The Cambodian securities chief has reiterated a call for local and international investors to secure a slice of the Kingdom’s young, largely unexplored sustainable bond market, amid claims that roughly one-third of ASEAN’s gross domestic product (GDP) could be lost under a “High Emissions Scenario” by 2100 due to “massive gaps” in climate infrastructure financing.

Securities and Exchange Regulator of Cambodia (SERC) director-general Sou Socheat was speaking at a June 6 workshop co-organised by the SERC, Asian Development Bank (ADB) and Ministry of Environment. The event’s formal English title was “The potentials of Investing in Cambodia Sustainable Bond”, according to a joint statement.

Addressing the workshop, Socheat highlighted the lasting difference that giving back to the community can make, the statement noted.

“The issuance of and investment in sustainable bonds area is a testament for a commitment [of] giving back to [the] community.

“Cambodia is still in the early stages of sustainable development, and the number of investors is relatively small, therefore, I would like to encourage our potential investors to seize this opportunity to invest in sustainable bond[s] in Cambodia,” he was quoted as saying.

Socheat affirmed that “key development partners such as ADB” would offer technical support to prospective sustainable bond issuers.

To recap, Golden Tree Co Ltd (GT) on January 19 listed the first “green bond” on the Cambodia Securities Exchange (CSX), raising 6.0721 billion riel ($1.46 million), and remains the only issuer on the local bourse to date.

At the workshop, Kosintr Puongsophol,financial sector specialist at the ADB’s Economic Research and Regional Cooperation Department, claimed that the developing Asia region “will lose up to 24 per cent of its gross domestic product [GDP] as a result of climate change”, according to the statement.

ASEAN “is expected to lose more than 32 per cent of GDP under a High Emissions Scenario by 2100”, Kosintr added.

“We need to therefore mobilise funds urgently and at scale to fill in the massive gaps in climate infrastructure financing which we can [do] through these [four key] channels: [the] securities market through the issuance of green and other thematic bond[s]; [as well as] financial institutions, [which] can play a critical role in mainstreaming climate finance.

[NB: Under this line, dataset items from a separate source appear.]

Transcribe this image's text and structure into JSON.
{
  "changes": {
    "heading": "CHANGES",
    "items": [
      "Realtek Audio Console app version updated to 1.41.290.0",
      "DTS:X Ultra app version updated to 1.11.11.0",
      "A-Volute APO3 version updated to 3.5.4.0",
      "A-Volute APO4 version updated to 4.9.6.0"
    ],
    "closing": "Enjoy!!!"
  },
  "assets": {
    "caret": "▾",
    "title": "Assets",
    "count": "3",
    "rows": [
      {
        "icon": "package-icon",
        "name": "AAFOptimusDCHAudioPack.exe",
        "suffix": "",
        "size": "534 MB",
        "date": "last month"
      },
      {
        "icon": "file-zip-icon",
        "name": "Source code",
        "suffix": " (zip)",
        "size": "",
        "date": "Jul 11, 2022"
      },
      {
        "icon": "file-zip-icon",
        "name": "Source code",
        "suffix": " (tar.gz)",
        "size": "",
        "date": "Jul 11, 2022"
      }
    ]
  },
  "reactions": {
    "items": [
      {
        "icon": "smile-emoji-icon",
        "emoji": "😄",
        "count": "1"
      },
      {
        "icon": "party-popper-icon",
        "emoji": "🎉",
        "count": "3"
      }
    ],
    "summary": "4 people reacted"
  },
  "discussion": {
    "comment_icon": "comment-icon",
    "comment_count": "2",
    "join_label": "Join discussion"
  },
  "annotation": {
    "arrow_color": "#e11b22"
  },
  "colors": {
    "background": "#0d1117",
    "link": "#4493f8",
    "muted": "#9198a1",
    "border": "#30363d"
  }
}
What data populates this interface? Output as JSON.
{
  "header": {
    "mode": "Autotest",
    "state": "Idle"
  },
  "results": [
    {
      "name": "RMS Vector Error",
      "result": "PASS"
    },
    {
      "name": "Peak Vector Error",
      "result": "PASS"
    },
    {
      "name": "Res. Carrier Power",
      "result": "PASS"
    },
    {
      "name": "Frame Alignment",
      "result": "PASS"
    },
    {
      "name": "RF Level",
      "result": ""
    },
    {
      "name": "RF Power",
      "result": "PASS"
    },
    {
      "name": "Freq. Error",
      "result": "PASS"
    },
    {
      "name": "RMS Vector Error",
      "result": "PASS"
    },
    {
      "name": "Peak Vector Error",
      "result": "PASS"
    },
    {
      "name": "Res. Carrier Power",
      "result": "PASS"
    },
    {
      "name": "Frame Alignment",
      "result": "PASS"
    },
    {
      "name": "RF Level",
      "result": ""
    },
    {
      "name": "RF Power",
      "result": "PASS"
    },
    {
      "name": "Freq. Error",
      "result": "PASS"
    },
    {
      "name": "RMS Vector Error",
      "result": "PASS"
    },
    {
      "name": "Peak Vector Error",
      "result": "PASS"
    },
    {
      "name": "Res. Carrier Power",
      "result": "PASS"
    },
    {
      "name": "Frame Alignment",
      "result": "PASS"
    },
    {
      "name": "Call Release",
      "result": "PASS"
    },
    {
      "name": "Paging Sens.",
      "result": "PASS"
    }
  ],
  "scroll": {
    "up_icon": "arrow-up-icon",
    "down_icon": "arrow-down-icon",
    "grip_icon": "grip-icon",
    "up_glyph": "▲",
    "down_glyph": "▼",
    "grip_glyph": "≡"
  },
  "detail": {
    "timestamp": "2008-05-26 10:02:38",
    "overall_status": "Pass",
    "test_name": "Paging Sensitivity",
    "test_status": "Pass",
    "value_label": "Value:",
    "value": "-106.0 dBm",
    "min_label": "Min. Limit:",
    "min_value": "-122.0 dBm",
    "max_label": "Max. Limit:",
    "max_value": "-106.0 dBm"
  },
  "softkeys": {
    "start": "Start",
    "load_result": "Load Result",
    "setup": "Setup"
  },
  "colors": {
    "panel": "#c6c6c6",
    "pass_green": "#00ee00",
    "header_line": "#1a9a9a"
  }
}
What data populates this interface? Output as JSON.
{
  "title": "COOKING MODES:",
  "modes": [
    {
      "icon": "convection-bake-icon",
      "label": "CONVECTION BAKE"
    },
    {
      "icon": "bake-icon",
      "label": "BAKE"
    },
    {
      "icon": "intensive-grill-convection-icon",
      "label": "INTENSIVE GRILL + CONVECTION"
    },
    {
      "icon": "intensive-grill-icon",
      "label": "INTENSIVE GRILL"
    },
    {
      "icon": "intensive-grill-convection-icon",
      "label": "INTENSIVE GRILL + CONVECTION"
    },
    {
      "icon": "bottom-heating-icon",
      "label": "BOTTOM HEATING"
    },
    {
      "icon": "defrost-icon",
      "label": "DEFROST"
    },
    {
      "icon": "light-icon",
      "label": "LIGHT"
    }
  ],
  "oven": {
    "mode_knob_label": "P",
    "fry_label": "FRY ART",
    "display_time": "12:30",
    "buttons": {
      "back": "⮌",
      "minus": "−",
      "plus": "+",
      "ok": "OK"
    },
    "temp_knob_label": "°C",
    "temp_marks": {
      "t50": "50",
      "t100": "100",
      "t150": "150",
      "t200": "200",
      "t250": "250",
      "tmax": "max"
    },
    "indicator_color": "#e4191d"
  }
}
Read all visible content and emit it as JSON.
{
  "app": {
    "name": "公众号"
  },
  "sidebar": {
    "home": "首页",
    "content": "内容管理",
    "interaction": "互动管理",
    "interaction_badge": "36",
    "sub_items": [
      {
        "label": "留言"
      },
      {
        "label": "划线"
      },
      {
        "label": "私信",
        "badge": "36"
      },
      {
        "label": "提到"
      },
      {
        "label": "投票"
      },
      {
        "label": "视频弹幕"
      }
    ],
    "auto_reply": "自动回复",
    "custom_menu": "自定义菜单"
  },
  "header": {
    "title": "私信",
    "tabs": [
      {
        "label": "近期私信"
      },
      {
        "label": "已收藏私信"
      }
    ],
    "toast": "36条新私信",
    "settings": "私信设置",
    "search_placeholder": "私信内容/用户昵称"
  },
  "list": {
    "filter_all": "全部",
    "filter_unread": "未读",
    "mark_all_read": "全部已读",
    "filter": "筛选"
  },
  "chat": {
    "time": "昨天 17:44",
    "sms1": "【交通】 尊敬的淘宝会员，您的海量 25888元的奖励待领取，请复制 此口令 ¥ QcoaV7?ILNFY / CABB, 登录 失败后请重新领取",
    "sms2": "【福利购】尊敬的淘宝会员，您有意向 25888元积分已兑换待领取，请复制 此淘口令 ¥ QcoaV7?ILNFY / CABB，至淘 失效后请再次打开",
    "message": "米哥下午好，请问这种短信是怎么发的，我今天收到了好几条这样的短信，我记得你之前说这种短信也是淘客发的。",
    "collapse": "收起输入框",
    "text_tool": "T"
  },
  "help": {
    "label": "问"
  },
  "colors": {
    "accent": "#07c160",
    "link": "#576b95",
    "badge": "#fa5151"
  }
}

“[The other two methods are:] promoting local knowledge and talent; and strengthen[ing] collaboration with international development partners to promote the development of a sustainable finance ecosystem to facilitate fund mobilisation,” he said.

At the same event, environment ministry deputy director-general for policy and strategy Sum Thy argued that the Kingdom is especially susceptible to the consequences of climate change since it is still developing.

“We cannot increase our climate resilience without investing in climate change adaptation. The support of international and development partners is essential to climate change mitigation.

“We need investors who see the value and opportunities of investing in sustainable development and have a long-term perspective. I am heartened to witness the issuance of [a] green bond in Cambodia, and I anticipate that more companies will issue these bonds in the future,” he said.

The CSX reported some 222 billion riel ($55.5 million) in capital raised last year – up 133 per cent over 2021 – with corporate and sovereign bonds accounting for 63 per cent and 32 per cent, respectively.

Companies have raised a total of $317 million through their offerings on the CSX, the bourse’s CEO Hong Sok Hour told The Post in a recent interview.

As of January 19, around 36,000 CSX trading accounts had been opened, he noted, confirming that the average daily trading value on the bourse reached about $500,000 last year.

The CSX has revealed a number of targets for 2023, including doubling the number of new securities listings to 14 and the average daily trading value to $1 million, the latter of which would make for a third consecutive year of record highs.